Reprenons le parcours des anciens recteurs de notre paroisse. En juillet dernier nous avons quitté l'abbé Hétet décédé en fin d'année 1892. Le 1er janvier de l'année suivante, l'abbé Amédée Camper lui succéda ; natif de Plouhinec, il venait de Bieuzy « une paroisse d'élite, où j'ai constamment combattu pour rétablir l'autorité de recteur jusque-là complètement annihilée... ». Il ne portait pas non plus un jugement très favorable sur son prédécesseur, car écrivait-il, « je ne crois pas que Caudan dut être amendé par ce recteur qui avait comme caractéristique, une grande inconstance » ; avec plus de modestie, il ajoutait : « puis-je faire mieux... cette pensée me suffoque ». Il a eu le mérite de faire une compilation de tous les éléments connus à cette époque sur l'histoire de la paroisse : ses origines, ses anciennes seigneuries, son église, ses chapelles, les noms et dates des anciens recteurs ; ainsi, le premier nommé est l'abbé Borbihan, chanoine de Vannes, qui devint recteur en 1456, mais peu de temps après, il permuta avec l'abbé Jean Bégot, recteur de Péaule et également chanoine. Avant cette date, le poste revenait à un archidiacre (Vicaire général actuel) qui fut obligé « d'opter entre ce bénéfice et sa dignité ». Il aurait renoncé à l'administration de la paroisse, mais s'en serait réservé les revenus ! Cette réserve se serait ensuite maintenue au profit de ses successeurs, rendant ainsi la paroisse de Caudan particulièrement attractive ! C'est ainsi qu'on relève régulièrement ces expressions : « il gagna la paroisse de Caudan au concours du... il l'emporta au concours... ». Le 30 juin 1719, l'abbé Roudic fut nommé officiellement recteur de Caudan au décès de l'abbé Le Belliguet ; le jour même, un vicaire général « avait conféré le bénéfice de cette paroisse à l'abbé Jacques Mahé » qui s'empressa d'en prendre possession dès le lendemain.
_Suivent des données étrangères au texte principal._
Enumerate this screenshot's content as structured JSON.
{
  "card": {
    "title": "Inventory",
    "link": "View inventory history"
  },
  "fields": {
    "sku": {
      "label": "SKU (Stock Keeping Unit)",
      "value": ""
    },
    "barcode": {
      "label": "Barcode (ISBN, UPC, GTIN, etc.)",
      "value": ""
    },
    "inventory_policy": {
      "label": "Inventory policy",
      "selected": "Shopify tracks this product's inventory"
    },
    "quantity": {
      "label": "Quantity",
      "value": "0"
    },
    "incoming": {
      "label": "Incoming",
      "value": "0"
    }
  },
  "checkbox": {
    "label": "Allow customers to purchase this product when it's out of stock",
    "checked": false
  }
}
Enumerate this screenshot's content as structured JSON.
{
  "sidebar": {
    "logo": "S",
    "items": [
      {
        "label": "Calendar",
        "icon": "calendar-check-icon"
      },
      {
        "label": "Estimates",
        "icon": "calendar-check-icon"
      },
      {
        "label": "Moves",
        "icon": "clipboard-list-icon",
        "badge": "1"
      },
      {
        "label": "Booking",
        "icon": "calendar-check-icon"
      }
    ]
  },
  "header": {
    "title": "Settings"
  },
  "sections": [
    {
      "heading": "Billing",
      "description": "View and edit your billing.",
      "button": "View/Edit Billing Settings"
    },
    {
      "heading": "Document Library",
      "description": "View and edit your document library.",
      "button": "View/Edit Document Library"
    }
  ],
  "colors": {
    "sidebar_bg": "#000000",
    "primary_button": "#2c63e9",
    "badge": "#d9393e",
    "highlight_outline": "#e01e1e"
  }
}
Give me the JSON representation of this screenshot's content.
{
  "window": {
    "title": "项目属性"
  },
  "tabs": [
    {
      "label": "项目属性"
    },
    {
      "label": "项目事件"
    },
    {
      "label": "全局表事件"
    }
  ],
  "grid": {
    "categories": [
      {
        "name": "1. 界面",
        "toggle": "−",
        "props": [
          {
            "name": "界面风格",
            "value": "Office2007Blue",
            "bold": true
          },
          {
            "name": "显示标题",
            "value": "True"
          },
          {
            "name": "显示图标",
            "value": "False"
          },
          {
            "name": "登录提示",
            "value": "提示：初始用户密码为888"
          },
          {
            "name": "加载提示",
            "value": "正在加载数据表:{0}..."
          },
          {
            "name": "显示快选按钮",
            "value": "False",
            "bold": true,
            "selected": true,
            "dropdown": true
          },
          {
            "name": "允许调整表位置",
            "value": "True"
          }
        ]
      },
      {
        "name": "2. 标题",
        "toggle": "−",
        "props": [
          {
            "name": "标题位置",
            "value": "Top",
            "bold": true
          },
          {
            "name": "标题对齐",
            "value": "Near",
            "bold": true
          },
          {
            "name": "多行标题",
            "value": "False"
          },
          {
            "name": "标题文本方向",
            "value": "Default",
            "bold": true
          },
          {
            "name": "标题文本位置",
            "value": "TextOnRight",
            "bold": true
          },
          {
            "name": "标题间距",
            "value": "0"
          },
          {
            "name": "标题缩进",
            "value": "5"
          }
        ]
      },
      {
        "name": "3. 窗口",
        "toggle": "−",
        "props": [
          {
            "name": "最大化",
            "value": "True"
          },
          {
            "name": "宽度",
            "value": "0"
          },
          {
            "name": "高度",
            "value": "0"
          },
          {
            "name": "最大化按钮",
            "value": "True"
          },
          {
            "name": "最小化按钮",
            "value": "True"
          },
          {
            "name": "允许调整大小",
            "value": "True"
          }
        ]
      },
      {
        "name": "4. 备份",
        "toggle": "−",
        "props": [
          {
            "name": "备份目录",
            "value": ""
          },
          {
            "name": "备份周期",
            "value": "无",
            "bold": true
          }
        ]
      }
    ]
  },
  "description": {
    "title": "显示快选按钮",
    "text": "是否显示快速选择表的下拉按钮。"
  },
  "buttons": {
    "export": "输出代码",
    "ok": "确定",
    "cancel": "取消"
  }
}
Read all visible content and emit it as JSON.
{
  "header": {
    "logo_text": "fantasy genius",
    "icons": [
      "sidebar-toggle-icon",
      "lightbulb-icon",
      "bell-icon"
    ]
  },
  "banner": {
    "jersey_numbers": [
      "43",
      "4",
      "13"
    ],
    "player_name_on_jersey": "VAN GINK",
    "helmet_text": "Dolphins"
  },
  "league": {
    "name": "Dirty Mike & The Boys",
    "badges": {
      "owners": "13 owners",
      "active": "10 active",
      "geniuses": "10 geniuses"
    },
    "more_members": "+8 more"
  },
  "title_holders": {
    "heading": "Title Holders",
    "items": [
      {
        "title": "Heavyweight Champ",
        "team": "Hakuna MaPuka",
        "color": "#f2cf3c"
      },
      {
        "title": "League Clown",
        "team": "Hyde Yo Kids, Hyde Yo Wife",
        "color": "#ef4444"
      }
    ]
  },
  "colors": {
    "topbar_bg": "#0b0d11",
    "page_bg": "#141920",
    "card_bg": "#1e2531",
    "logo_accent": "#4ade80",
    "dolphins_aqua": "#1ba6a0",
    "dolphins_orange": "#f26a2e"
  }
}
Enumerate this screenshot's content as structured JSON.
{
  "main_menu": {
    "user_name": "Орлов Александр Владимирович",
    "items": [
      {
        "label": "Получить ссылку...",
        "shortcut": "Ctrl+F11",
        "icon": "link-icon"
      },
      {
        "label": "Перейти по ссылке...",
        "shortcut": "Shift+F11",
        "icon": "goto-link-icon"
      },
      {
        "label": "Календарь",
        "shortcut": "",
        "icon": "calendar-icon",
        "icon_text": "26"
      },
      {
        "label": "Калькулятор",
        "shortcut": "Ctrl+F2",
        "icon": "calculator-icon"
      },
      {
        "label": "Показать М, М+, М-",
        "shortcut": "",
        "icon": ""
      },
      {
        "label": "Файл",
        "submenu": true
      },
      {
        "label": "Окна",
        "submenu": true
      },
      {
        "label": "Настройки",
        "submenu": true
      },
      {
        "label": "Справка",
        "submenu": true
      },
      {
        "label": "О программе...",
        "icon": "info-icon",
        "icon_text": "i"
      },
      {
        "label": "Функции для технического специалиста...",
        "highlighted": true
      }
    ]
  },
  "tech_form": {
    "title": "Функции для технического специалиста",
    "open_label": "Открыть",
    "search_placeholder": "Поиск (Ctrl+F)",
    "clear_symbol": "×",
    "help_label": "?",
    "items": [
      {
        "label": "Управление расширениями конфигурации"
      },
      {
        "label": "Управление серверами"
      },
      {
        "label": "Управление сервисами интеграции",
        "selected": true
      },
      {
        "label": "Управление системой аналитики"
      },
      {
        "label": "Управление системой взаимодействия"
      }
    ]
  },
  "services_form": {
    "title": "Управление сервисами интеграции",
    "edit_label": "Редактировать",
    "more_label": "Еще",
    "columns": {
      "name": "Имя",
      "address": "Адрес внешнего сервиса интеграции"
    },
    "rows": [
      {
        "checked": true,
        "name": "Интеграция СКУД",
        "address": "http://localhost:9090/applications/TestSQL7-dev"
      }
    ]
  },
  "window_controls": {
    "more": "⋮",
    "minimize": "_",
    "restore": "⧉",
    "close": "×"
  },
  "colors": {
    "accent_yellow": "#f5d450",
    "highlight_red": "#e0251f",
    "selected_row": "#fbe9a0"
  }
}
Il n'était pas le titulaire légitime mais continua à administrer la paroisse durant plusieurs années. Suite aux réclamations de l'abbé Roudic, il fut débouté et dut se retirer devant le vrai titulaire, mais « ses précautions étaient prises » et il devint recteur d'Arzano et de Guilligomarc’h. Quant à l'abbé Roudic, il mourut le 6 juillet 1741 à l'âge de 54 ans et fut inhumé au cimetière de Caudan près du portail de l'église de cette époque.

L'abbé Camper (1893-1894), guère aimable envers ses confrères, ne semble pas avoir, lui non plus, beaucoup « amendé » la paroisse durant ses deux années passées à Caudan : le seul fait consigné est le début de construction d'une école des filles aux chantiers de Lanester. Il existait auparavant une école tenue par deux religieuses et deux institutrices laïques, cette école fut laïcisée et « pour échapper à cette influence néfaste il a fallu songer à établir une école Chrétienne ». Madame de Mauduit mit gracieusement une partie de son château du Plessis à la disposition des 170 élèves, situation provisoire jusqu'à la pose de la première pierre de la nouvelle école le 1er juin 1894 et de son ouverture dès l'année suivante.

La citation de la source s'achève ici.